The demographics Jefferson cites would in fact make colonization an unworkable solution, even though the Colonization Society continued its well-meaning efforts for many years. And, as Miller notes, the plan advocated here by Jefferson would have "required the expansion of the powers of the federal government amd its intervention into the private affairs of American citizens far beyond anything dreamed of in the philosophy of Alexander Hamilton." Moreover, as this letter reveals, the fact that "Thomas Jefferson, by nature a kindhearted, benevolent well-intentioned man, should have recommended such a draconian method for attaining the 'beatitude' of an all-white society reveals how urgent he deemed it to be to separate physically the two races" (Ibid., pp.269-270).

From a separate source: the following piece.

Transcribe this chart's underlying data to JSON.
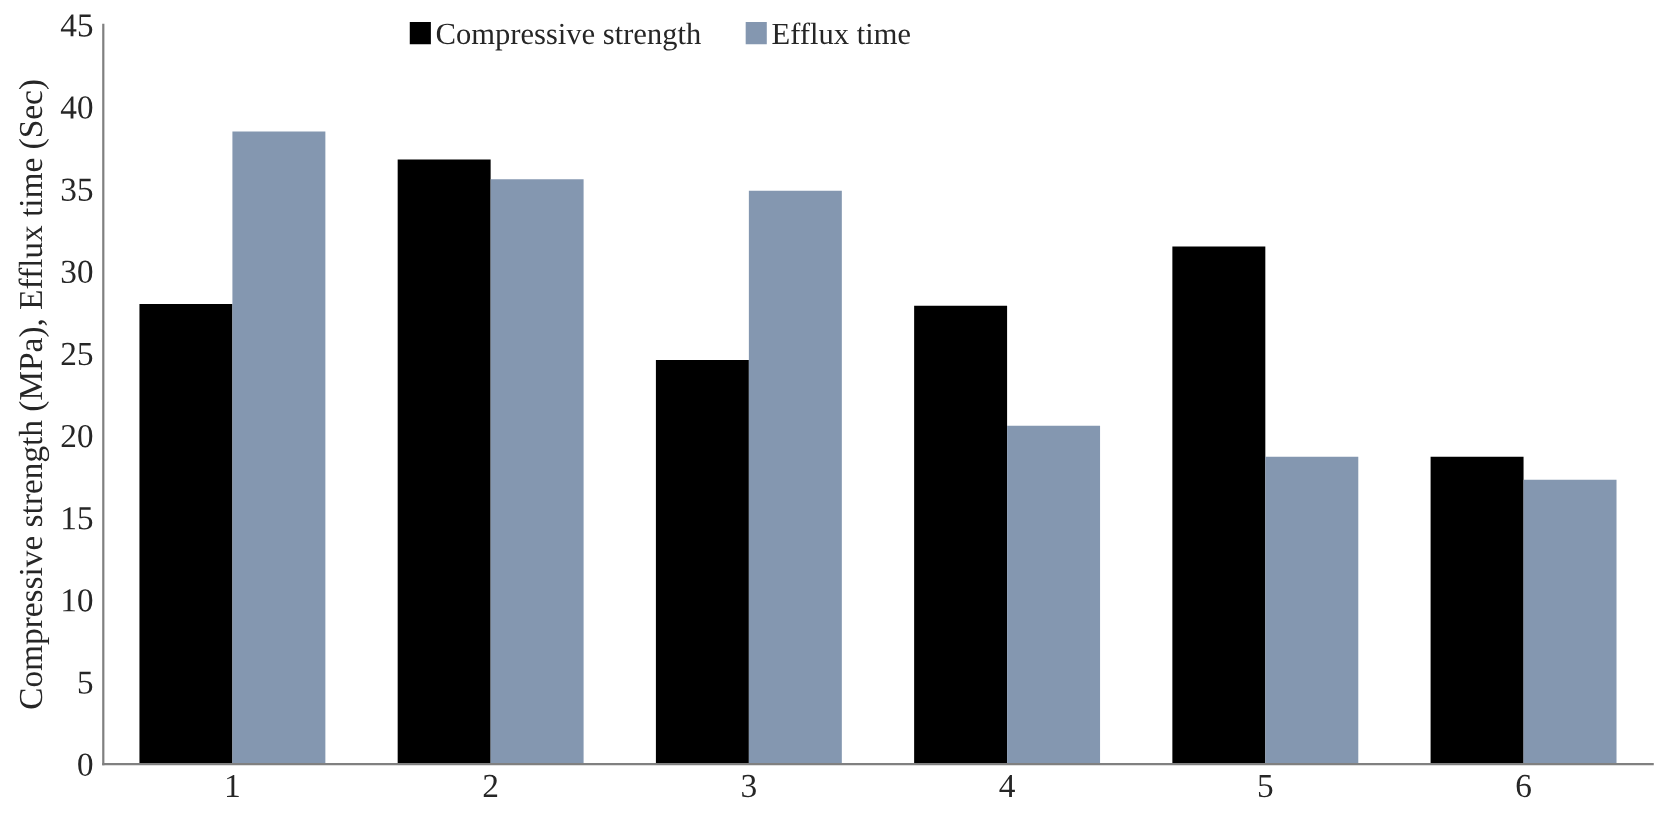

As another biographer observes, the author of the Declaration of Independence "could preach emancipation, plan it, encourage it, all from high principles and humanitarian feelings, but he could not lead so unpopular or desparate a cause"; to have done so, particularly at the advanced age he had attained in 1824, would have "required moral enthusiasm and political audacity he neither possessed nor trusted" (M. Peterson, Thomas Jefferson and the New Nation, pp.999-1000).
Jefferson's retained copy, in the hand of an amanuensis, is in the Jefferson Papers at the Library of Congress. The existence of this, the recipient's copy, has been, until now, unknown to all Jefferson's editors since 1829.
Provenance: The Rendells Inc., 1979.